In March 1948, concerned that the conditions were not viable for partition as a result of ongoing violence between Arabs and Jews in Palestine, the US State Department shifted away from supporting partition towards the idea of a trusteeship.  Among its concerns, the US was deeply worried that supporting the establishment of a Jewish state would jeopardize Arab oil supplies, force the US to send troops to save the Jewish state from defeat, and trigger a confrontation with the USSR in the region.

After a standoff between the White House and State Department over partition and trusteeship, on March 25, 1948, President Truman announced that the US believed in a trusteeship as a temporary alternative to partition stating, “Unfortunately, it has become clear that the partition plan cannot be carried out at this time by peaceful means. We could not undertake to impose this solution on the people of Palestine by the use of American troops, both on Charter grounds and as a matter of national policy.”

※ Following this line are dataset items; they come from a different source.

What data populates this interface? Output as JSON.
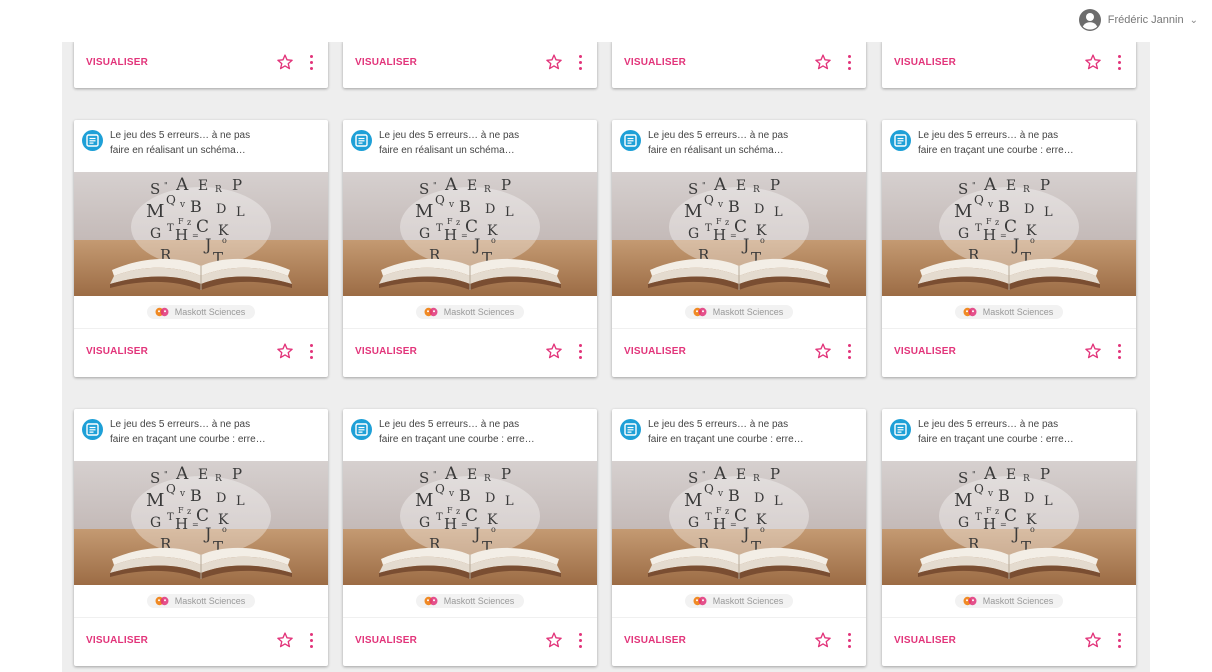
{
  "user": {
    "name": "Frédéric Jannin",
    "avatar_icon": "account-circle-icon",
    "menu_icon": "chevron-down-icon"
  },
  "theme": {
    "accent": "#e2347a",
    "resource_icon_bg": "#1ea0d7",
    "background": "#eeeeee"
  },
  "cards": {
    "top_row": [
      {
        "action_label": "VISUALISER"
      },
      {
        "action_label": "VISUALISER"
      },
      {
        "action_label": "VISUALISER"
      },
      {
        "action_label": "VISUALISER"
      }
    ],
    "row2": [
      {
        "title_line1": "Le jeu des 5 erreurs… à ne pas",
        "title_line2": "faire en réalisant un schéma…",
        "tag": "Maskott Sciences",
        "action_label": "VISUALISER"
      },
      {
        "title_line1": "Le jeu des 5 erreurs… à ne pas",
        "title_line2": "faire en réalisant un schéma…",
        "tag": "Maskott Sciences",
        "action_label": "VISUALISER"
      },
      {
        "title_line1": "Le jeu des 5 erreurs… à ne pas",
        "title_line2": "faire en réalisant un schéma…",
        "tag": "Maskott Sciences",
        "action_label": "VISUALISER"
      },
      {
        "title_line1": "Le jeu des 5 erreurs… à ne pas",
        "title_line2": "faire en traçant une courbe : erre…",
        "tag": "Maskott Sciences",
        "action_label": "VISUALISER"
      }
    ],
    "row3": [
      {
        "title_line1": "Le jeu des 5 erreurs… à ne pas",
        "title_line2": "faire en traçant une courbe : erre…",
        "tag": "Maskott Sciences",
        "action_label": "VISUALISER"
      },
      {
        "title_line1": "Le jeu des 5 erreurs… à ne pas",
        "title_line2": "faire en traçant une courbe : erre…",
        "tag": "Maskott Sciences",
        "action_label": "VISUALISER"
      },
      {
        "title_line1": "Le jeu des 5 erreurs… à ne pas",
        "title_line2": "faire en traçant une courbe : erre…",
        "tag": "Maskott Sciences",
        "action_label": "VISUALISER"
      },
      {
        "title_line1": "Le jeu des 5 erreurs… à ne pas",
        "title_line2": "faire en traçant une courbe : erre…",
        "tag": "Maskott Sciences",
        "action_label": "VISUALISER"
      }
    ]
  }
}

On April 4, 1948, in a memorandum from the US Joint Chiefs of Staff to President Truman three specific questions were answered: if the Jewish Agency and Arab Higher Committee agreed to abstain from further violence, it was estimated that 100,000 US troops, six destroyers and considerable air support would be necessary to monitor a truce. Second, if Britain agreed to participate in monitoring the truce, it was suggested that each country provide 50,000 troops. Third, what would the military implications be for the US? The answer included a partial mobilization of the Selective Service to achieve the numbers required. The US could not fully deploy forces before Britain’s scheduled withdrawal on May 15, because it would overextend US forces overseas and require a supplementary Defense Department budget. Though US policy in April 1948 was focused on reversing its position of four months prior that supported the establishment of Jewish and Arab states, the potential costs in US manpower and funds were so prohibitive that the Truman Administration could not have provided troops to stabilize the status quo and monitor a truce, even if Arabs and Jews had agreed to one.

The photo shows local residents protesting the President’s reversal on the partition plan outside the city hall of Schenectady, New York. Photo from the Daily Gazette.